My app is operating a bit slow so I am looking into my server on Fly.io which I simply use as a poke/pull endpoint.
On the fly.io dashboard, it looks like it’s about 130ms of latency, which seems very high when I expected single-digit millisecond latency, and when I click into the Grafana metrics, it looks like it’s about 1-5ms of latency.
What is the difference between the two and what should I be considering as the true latency of pinging my Fly.io server?
fly_edge_http_response_time_seconds is measured on the edge. It’s the total time it took for a request to get processed including edge <-> worker communication (possibly forwarding to a different region).
HTTP Response Times on fly-metrics.net shows fly_app_http_response_time_seconds.
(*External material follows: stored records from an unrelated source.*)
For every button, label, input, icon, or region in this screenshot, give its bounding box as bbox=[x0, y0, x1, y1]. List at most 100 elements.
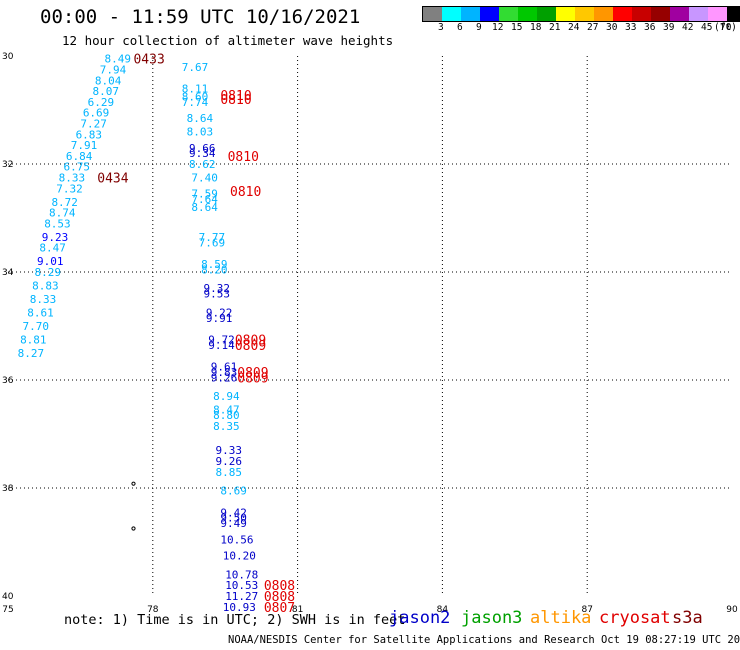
color-swatch bbox=[518, 7, 537, 21]
y-tick-label: 32 bbox=[2, 160, 13, 170]
pass-time-label: 0810 bbox=[220, 89, 251, 104]
color-swatch bbox=[689, 7, 708, 21]
wave-height-label: 9.66 bbox=[189, 142, 216, 155]
wave-height-label: 8.60 bbox=[182, 91, 209, 104]
footer-note: note: 1) Time is in UTC; 2) SWH is in fe… bbox=[64, 612, 406, 628]
wave-height-label: 6.83 bbox=[76, 128, 103, 141]
color-scale-label: 6 bbox=[457, 22, 463, 33]
wave-height-label: 8.64 bbox=[187, 112, 214, 125]
color-scale-label: 30 bbox=[606, 22, 618, 33]
wave-height-label: 7.69 bbox=[199, 236, 226, 249]
pass-time-label: 0433 bbox=[133, 53, 164, 68]
color-scale-label: 70 bbox=[720, 22, 732, 33]
wave-height-label: 9.61 bbox=[211, 361, 238, 374]
wave-height-label: 8.49 bbox=[105, 53, 131, 66]
color-swatch bbox=[708, 7, 727, 21]
wave-height-label: 7.40 bbox=[191, 172, 218, 185]
y-tick-label: 36 bbox=[2, 376, 14, 386]
wave-height-label: 9.34 bbox=[189, 147, 216, 160]
wave-height-label: 8.53 bbox=[44, 217, 70, 230]
pass-time-label: 0808 bbox=[264, 579, 295, 594]
color-swatch bbox=[442, 7, 461, 21]
y-tick-label: 30 bbox=[2, 52, 14, 62]
color-swatch bbox=[651, 7, 670, 21]
pass-time-label: 0810 bbox=[220, 93, 251, 108]
wave-height-label: 8.85 bbox=[216, 466, 243, 479]
wave-height-label: 6.29 bbox=[88, 96, 115, 109]
legend-jason2: jason2 bbox=[389, 608, 451, 628]
color-scale-label: 15 bbox=[511, 22, 523, 33]
wave-height-label: 10.56 bbox=[220, 533, 253, 546]
wave-height-label: 8.33 bbox=[30, 293, 57, 306]
pass-time-label: 0808 bbox=[264, 590, 295, 605]
wave-height-label: 8.61 bbox=[27, 307, 54, 320]
wave-height-label: 7.77 bbox=[199, 231, 226, 244]
wave-height-label: 9.26 bbox=[211, 371, 238, 384]
color-scale-label: 39 bbox=[663, 22, 675, 33]
wave-height-label: 10.93 bbox=[223, 601, 256, 614]
wave-height-label: 8.07 bbox=[92, 85, 119, 98]
color-scale-label: 3 bbox=[438, 22, 444, 33]
legend-jason3: jason3 bbox=[461, 608, 523, 628]
wave-height-label: 8.94 bbox=[213, 390, 240, 403]
color-scale-label: 9 bbox=[476, 22, 482, 33]
wave-height-label: 8.20 bbox=[201, 263, 228, 276]
wave-height-label: 7.67 bbox=[182, 61, 209, 74]
x-tick-label: 81 bbox=[292, 605, 303, 615]
wave-height-label: 9.14 bbox=[208, 339, 235, 352]
pass-time-label: 0807 bbox=[264, 601, 295, 616]
pass-time-label: 0809 bbox=[235, 339, 266, 354]
legend-cryosat: cryosat bbox=[599, 608, 671, 628]
color-scale-label: 12 bbox=[492, 22, 504, 33]
wave-height-label: 8.03 bbox=[187, 126, 214, 139]
wave-height-label: 7.94 bbox=[100, 64, 127, 77]
wave-height-label: 7.64 bbox=[191, 193, 218, 206]
color-swatch bbox=[537, 7, 556, 21]
y-tick-label: 34 bbox=[2, 268, 14, 278]
wave-height-label: 9.32 bbox=[203, 282, 230, 295]
wave-height-label: 9.01 bbox=[37, 255, 64, 268]
wave-height-label: 9.83 bbox=[211, 366, 238, 379]
color-swatch bbox=[423, 7, 442, 21]
wave-height-label: 9.23 bbox=[42, 231, 69, 244]
wave-height-label: 8.64 bbox=[191, 201, 218, 214]
pass-time-label: 0809 bbox=[237, 366, 268, 381]
wave-height-label: 9.42 bbox=[220, 506, 247, 519]
color-swatch bbox=[727, 7, 740, 21]
pass-time-label: 0810 bbox=[230, 185, 261, 200]
color-swatch bbox=[632, 7, 651, 21]
wave-height-label: 6.84 bbox=[66, 150, 93, 163]
credit-line: NOAA/NESDIS Center for Satellite Applica… bbox=[228, 634, 740, 646]
wave-height-label: 10.53 bbox=[225, 579, 258, 592]
wave-height-label: 8.62 bbox=[189, 158, 216, 171]
x-tick-label: 75 bbox=[2, 605, 13, 615]
wave-height-label: 10.20 bbox=[223, 550, 256, 563]
x-tick-label: 87 bbox=[581, 605, 592, 615]
wave-height-label: 9.49 bbox=[220, 517, 247, 530]
color-swatch bbox=[480, 7, 499, 21]
wave-height-label: 7.74 bbox=[182, 96, 209, 109]
wave-height-label: 8.80 bbox=[213, 409, 240, 422]
wave-height-label: 9.50 bbox=[220, 512, 247, 525]
wave-height-label: 7.27 bbox=[80, 118, 107, 131]
legend-s3a: s3a bbox=[672, 608, 703, 628]
wave-height-label: 9.91 bbox=[206, 312, 233, 325]
color-scale-label: 24 bbox=[568, 22, 580, 33]
wave-height-label: 8.74 bbox=[49, 207, 76, 220]
wave-height-label: 8.33 bbox=[59, 172, 86, 185]
wave-height-label: 7.91 bbox=[71, 139, 98, 152]
color-swatch bbox=[556, 7, 575, 21]
color-scale-bar bbox=[422, 6, 740, 22]
wave-height-label: 8.72 bbox=[51, 196, 78, 209]
wave-height-label: 7.32 bbox=[56, 182, 82, 195]
wave-height-label: 8.35 bbox=[213, 420, 240, 433]
track-marker bbox=[131, 526, 136, 531]
pass-time-label: 0809 bbox=[235, 334, 266, 349]
wave-height-label: 10.78 bbox=[225, 568, 258, 581]
wave-height-label: 7.70 bbox=[22, 320, 49, 333]
wave-height-label: 8.29 bbox=[35, 266, 62, 279]
wave-height-label: 9.53 bbox=[203, 288, 230, 301]
wave-height-label: 8.04 bbox=[95, 74, 122, 87]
It’s measured on a worker and shows your app response time.
Hmm. The request that you’ve done with flyio-debug: doit header set took ~6ms to complete. The proxy received it at 22:26:56.798843000 and responded at 22:26:56.804672000.
Could you try something else, please?
Save the following data to a file, for example, /tmp/curlformat:
The file instructs curl to dump various timings and response headers. Once you see a request that took too much time (time_total), please post fly-request-id response header value here, so I can look it up in the logs to see what took it so long.
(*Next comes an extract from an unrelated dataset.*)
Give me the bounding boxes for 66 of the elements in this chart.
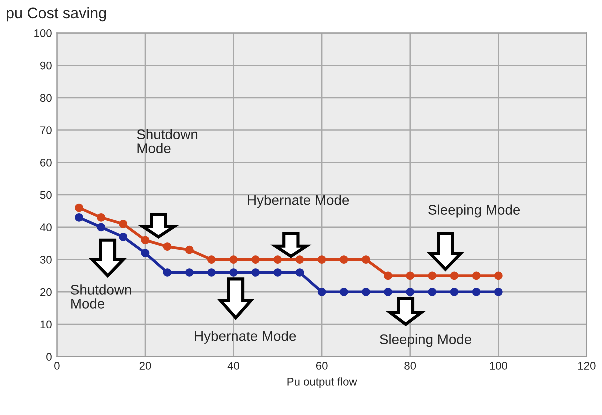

Here’s the output from the curl command you provided with fly-request-id01JHNX6S1BW8JVCCYG28CGQBWN-chi. I just ran this once and seem to get back 450ms from the time_total. I supposed to keep running this command until I get a slower response or is this what you need?
This one actually got routed to an edge server in chi and later forwarded to your app in sea.
From the proxy point of view it took ~106ms, which is expected. RTT between chi and sea is ~50ms. If the proxy didn’t have already established connection between the edge server and the worker server for your app it needs to establish one (that’s one RTT) and another RTT to send the request.
Given that your previous request got routed to sea, I assume chi is unexpected. The previous one was over IPv6, this one is over IPv4. Is this a different internet provider?
Did we find any actionable information? Let me know if you need anything else from me. Our production usage from users this weekend still show 150ms+ queries. Would love to get back to the expected performant latencies again.
not trying to hijack this thread but I’m seeing extremely high latency in bos. I’m seeing 4sec+ added latency above what my instance is reporting via sentry
If you have access to a client that can reproduce high end-to-end latencies, sending us a traceroute (ideally using, mtr -bzo "LSD NABWV" -r -n [ip] for most helpful formatting/info) could help us identify any sub-optimal routing and potentially improve things.
The AS* field gives Fly.io a company to contact in case one of the hops looks wrong, I believe. (Like sending Seattle → Seattle traffic over to Chicago first.)
If you could find one of those Wi-Fi spots that was giving bad results again and then invoke mtr from your laptop, while pointing it at your .fly.dev address (i.e., as [ip]), that would provide similar details, .
The second traceroute gave the info we needed to confirm a routing issue, traffic from Shaw ISP is being incorrectly routed through Chicago edges instead of directly to Seattle. We’re looking into this and I’ll let you know when we manage to apply any routing fixes for this issue.
I ran the commands on-premise of our production user’s venue and wifi-network, where our performance matters. Would you please be able to check for any in-efficient routing to then contact the ISP to resolve as you are currently doing now? It may appear to also incorrectly route through Chicago.